В двенадцать часов Белощеков пригладил вихры и отправился в редакцию. Тот вчерашний праздник тянулся и сюда, только по-иному: тут он был в строгости, в том значительном и большом, что здесь совершалось. Прежде, бывало, мальчишкой в церкви он такое испытывал, а теперь уже не заглядывает в церковь, а это чувство перенес сюда, в редакцию, – теперь здесь храм, храм мысли, таланта, благородного творчества.
В небольшой комнате сидела дама с желтым изжитым строгим лицом в очках и писала. За другим столом барышня с длинным лицом записывала что-то в конторскую книгу. Другая барышня перебирала кипу пыльных газет.
Через дверь второй комнаты виднелись полки, заваленные книгами, и неслось щелканье счетов.
«Как будто старой мебелью торгуют», – подумал Белощеков.
– Мне бы секретаря редакции надо видеть.
– Я – секретарь. Что вам угодно? – сказала дама, глядя на него сквозь поблескивавшие очки и говоря строгими глазами: «Ты сам по себе, мы сами по себе».

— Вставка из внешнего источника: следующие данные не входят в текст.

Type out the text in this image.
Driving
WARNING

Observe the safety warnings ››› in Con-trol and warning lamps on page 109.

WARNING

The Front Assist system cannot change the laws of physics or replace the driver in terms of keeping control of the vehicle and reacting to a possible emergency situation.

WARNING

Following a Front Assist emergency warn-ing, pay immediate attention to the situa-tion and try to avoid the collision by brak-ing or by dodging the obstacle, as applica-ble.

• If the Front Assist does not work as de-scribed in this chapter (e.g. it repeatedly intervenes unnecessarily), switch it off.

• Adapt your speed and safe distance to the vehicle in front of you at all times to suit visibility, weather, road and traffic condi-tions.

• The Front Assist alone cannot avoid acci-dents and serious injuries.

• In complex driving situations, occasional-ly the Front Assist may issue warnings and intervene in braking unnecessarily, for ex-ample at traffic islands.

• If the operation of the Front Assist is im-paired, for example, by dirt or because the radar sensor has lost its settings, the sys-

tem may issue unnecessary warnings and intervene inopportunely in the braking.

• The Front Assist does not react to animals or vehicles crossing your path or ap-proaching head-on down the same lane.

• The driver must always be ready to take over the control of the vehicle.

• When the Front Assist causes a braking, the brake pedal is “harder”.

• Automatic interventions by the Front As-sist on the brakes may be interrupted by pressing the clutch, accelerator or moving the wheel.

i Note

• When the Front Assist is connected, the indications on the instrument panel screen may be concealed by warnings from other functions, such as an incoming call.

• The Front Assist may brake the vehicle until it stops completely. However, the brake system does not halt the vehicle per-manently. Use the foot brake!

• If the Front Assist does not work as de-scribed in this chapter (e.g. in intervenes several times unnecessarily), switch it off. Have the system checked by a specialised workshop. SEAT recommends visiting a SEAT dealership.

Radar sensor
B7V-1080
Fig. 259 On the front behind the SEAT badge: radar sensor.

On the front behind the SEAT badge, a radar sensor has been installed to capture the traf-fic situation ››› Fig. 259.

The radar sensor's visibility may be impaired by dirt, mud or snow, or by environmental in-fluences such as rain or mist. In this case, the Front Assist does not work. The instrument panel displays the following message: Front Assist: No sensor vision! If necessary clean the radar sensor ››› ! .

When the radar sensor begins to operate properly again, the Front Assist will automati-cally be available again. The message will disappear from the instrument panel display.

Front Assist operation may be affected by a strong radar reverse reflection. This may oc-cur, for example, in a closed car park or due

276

«А ведь когда-то была молодая и красивая…» – с сожалением подумал Белощеков и сказал:
– Рассказ сюда я прислал, уже два месяца назад. Я – Белощеков. Заглавие: «Голубой край».
Дама, болезненно наклонившись, взяла книгу, ловко перелистала, захлопнула, положила обратно, снова стала писать и, помедлив, сказала:
– Не принята.
Белощеков остолбенел.
«А у меня только девять рублей восемьдесят две копейки осталось… на пастилу да финики сколько убил», – подумал он, чувствуя, как ползут мурашки.
– Как же это… ведь я… ведь я у вас в журнале уже печатался…
– Что ж: то подошло, а это не подходит.
Барышня мельком оглядела его и опять продолжала возиться с своими газетами, подымая пыль.
Белощеков тупо помолчал перед столом и, преодолевая хрипоту, с усилием выговорил, глотая слюну:
– Тогда возвратите рукопись.
– Марья Ивановна, передайте рукопись – 32546.
Барышня оторвалась от газет, подошла к пузатому шкапу, порылась и сказала:
– Рукописи нет.
– Как нет?
Дама поднялась, сама поискала, потом прошла в другую комнату, долго там была, вернулась и сказала, ласковее глядя:
– Рукопись затеряна.
– Что же вы со мной делаете, наконец?! Ведь я живу этим. Я, наконец, в чужом городе…
– Что же делать? К нам тысячами поступают рукописи – вышел недосмотр, всегда возможно, извиняемся.
Белощеков шел по улицам, сырым и липким. Туманный дождь влажно садился холодной паутиной на лицо, на руки, на стекла, на стены.
«У фабричных ворот толпятся рабочие, и к ним вот так же выходят и говорят: не надо… И они идут по мокрым, сырым улицам, и дождь садится на одежду, на лицо… Девять рублей восемьдесят две копейки… Перестану обедать…»
Зашел, купил немного сыру и хлеба в пошел в гостиницу. Но когда дошел, не мог подняться в номер, который вдруг опротивел, прошел мимо и без конца ходил по мокрым угрюмым улицам, отщипывая понемножку в кармане хлеб и сыр и прожевывая на ходу.
Уже вечером, в сумерки, когда опять вспыхнули матово-жемчужные отсветы фонарей, отливая в тумане круглой радугой, поднялся к себе в номер, неуютный и тесный. Внизу в темноте чувствовалось искривленное, изуродованное дерево. На него бесчисленно смотрели с четырех сторон светившиеся окна.